This indicates that a supply of exoge nous DAF would be necessary to protect neurons scientific assays from hypoxic ischemia insults. Discussion Two major questions have been addressed in this study. First, does the presence of soluble DAF attenuate neu ronal damage induced by the chemical hypoxic condi tions Second, how does DAF protect neurons from the hypoxia mediated injury The results demonstrate that treatment Inhibitors,Modulators,Libraries with DAF protects cellular function and increases cell viability in a cultured neuronal chemical hypoxia model. DAF decreases complement activation and distribution. Inhibitors,Modulators,Libraries Furthermore, this protective effect of DAF is associated with the ability to directly inhibit com plement activation and suppress Src tyrosine kinase and caspase signaling pathways.

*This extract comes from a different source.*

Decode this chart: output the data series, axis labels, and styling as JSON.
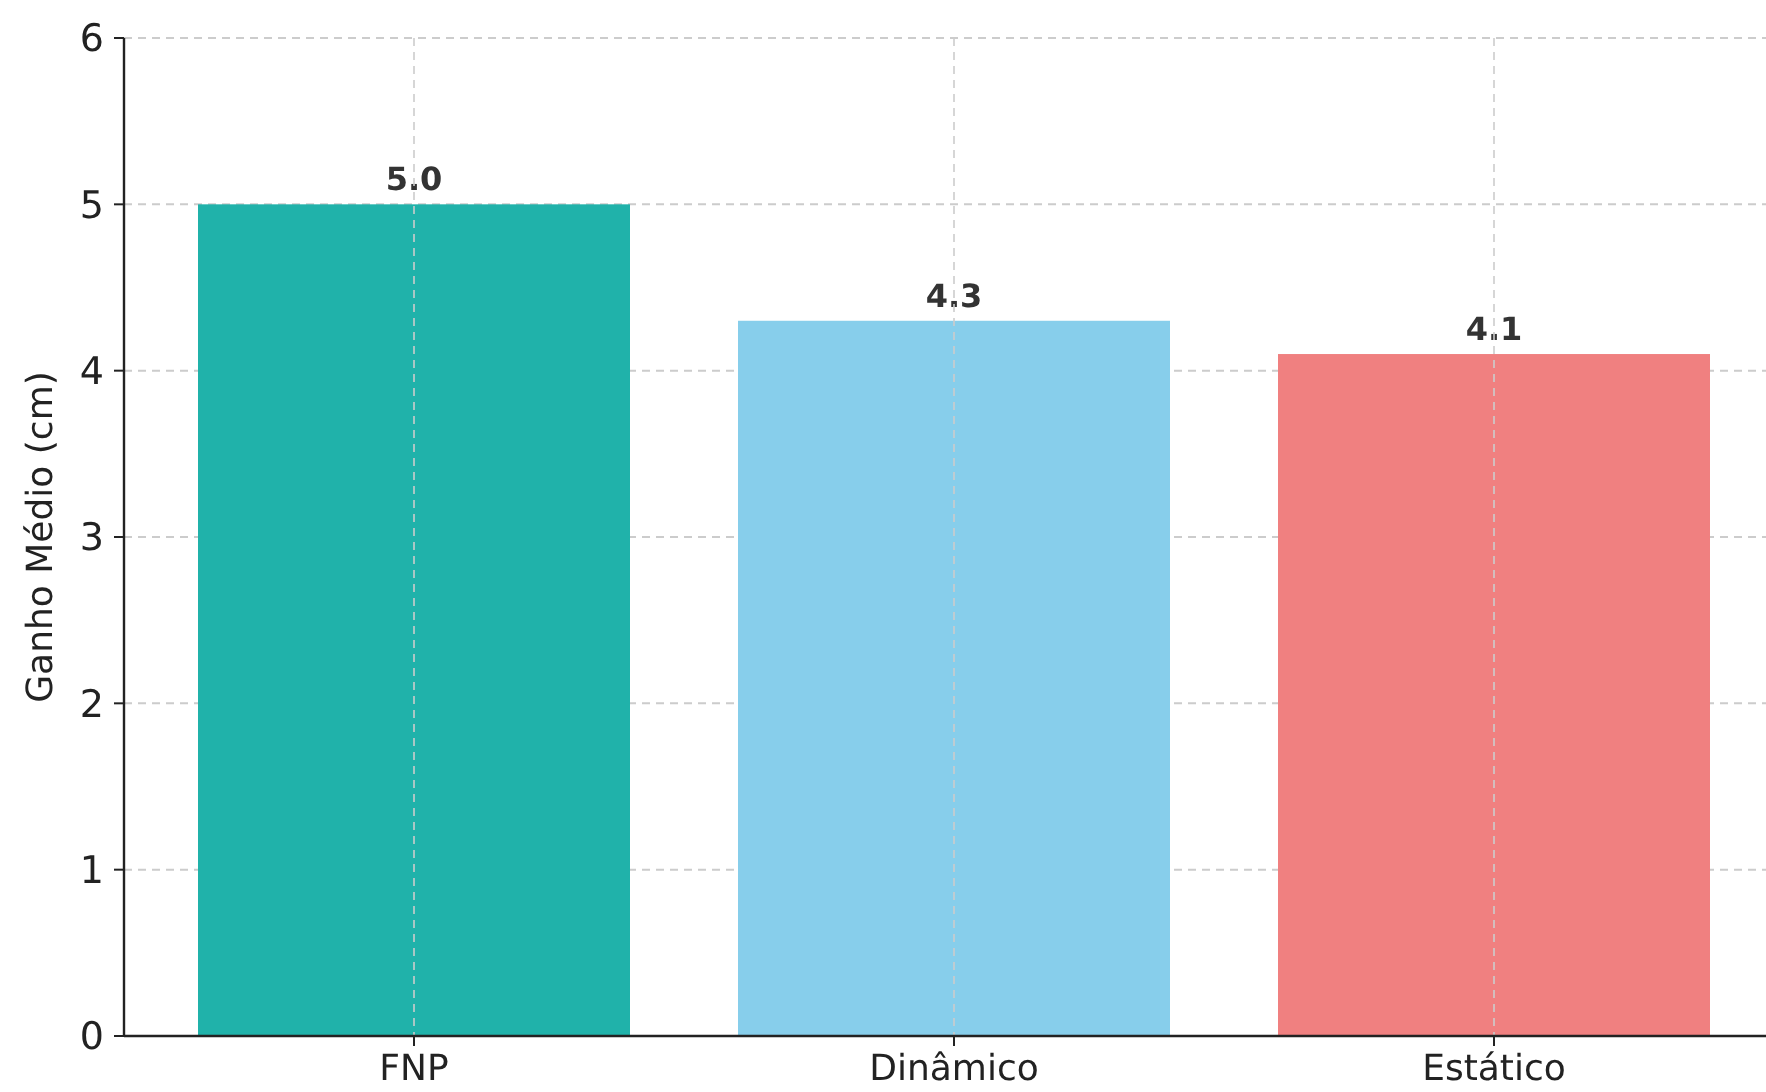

Cyanide is a toxic chemical that has been used as a weapon Inhibitors,Modulators,Libraries of war and also as means of terrorist attacks on civilian populations. It inhibits the respiratory chain, blocking the utilization of oxygen and affecting mito chondrial function. Neurons are particularly vulner able to energy deprivation. Inhibitors,Modulators,Libraries Therefore, one of the main target organ system of cyanide toxicity is the central nervous system. NaCN treatment, which mimics acute hypoxic cell damage, is commonly used as an experimen tal model to study hypoxia in vitro. This model is generally used to measure neuronal viability and pro vides a means to measure metabolic stress and mitochon drial dysfunction as it relates to excitability of neurons. In addition, NaCN has been used to elucidate mech anisms of ischemic preconditioning and screen for potential neuroprotective compounds drugs.
Here we used NaCN combined with glucose deprivation to mimic a hypoxic ischemic environment in order to inves tigate the effects of DAF on neuronal injury and to explore the potential mechanisms of DAF associated with neuroprotection. Electrophysiological changes caused by Inhibitors,Modulators,Libraries hypoxic isch emic conditions are an early sign of neuronal injury and indicator of the degree of injury. Data recorded dur ing cell recovery in normal medium showed that neither NaCN nor DAF changed cortical cell excitability in our model. Spontaneous neuronal electrical activity is critical for many aspects of developmental processes at all stages, such as central axon growth, navigation, and pruning of inappropriate connections.
We used glutamatergic AMPA and NMDA mediated spontaneous plateau depolarization potentials and burst firing as an index to study neural network activities. The addition of NaCN significantly reduced neuronal spontaneous plateau potential and MG132 burst firing whereas DAF reversed these effects. This finding demonstrates that DAF promotes recovery of neuronal network dysfunction induced by hypoxia. Dendritic spines are micron sized protrusions of the dendritic membrane that serve as the postsynaptic com ponent for the vast majority of central nervous system excitatory and inhibitory synapses.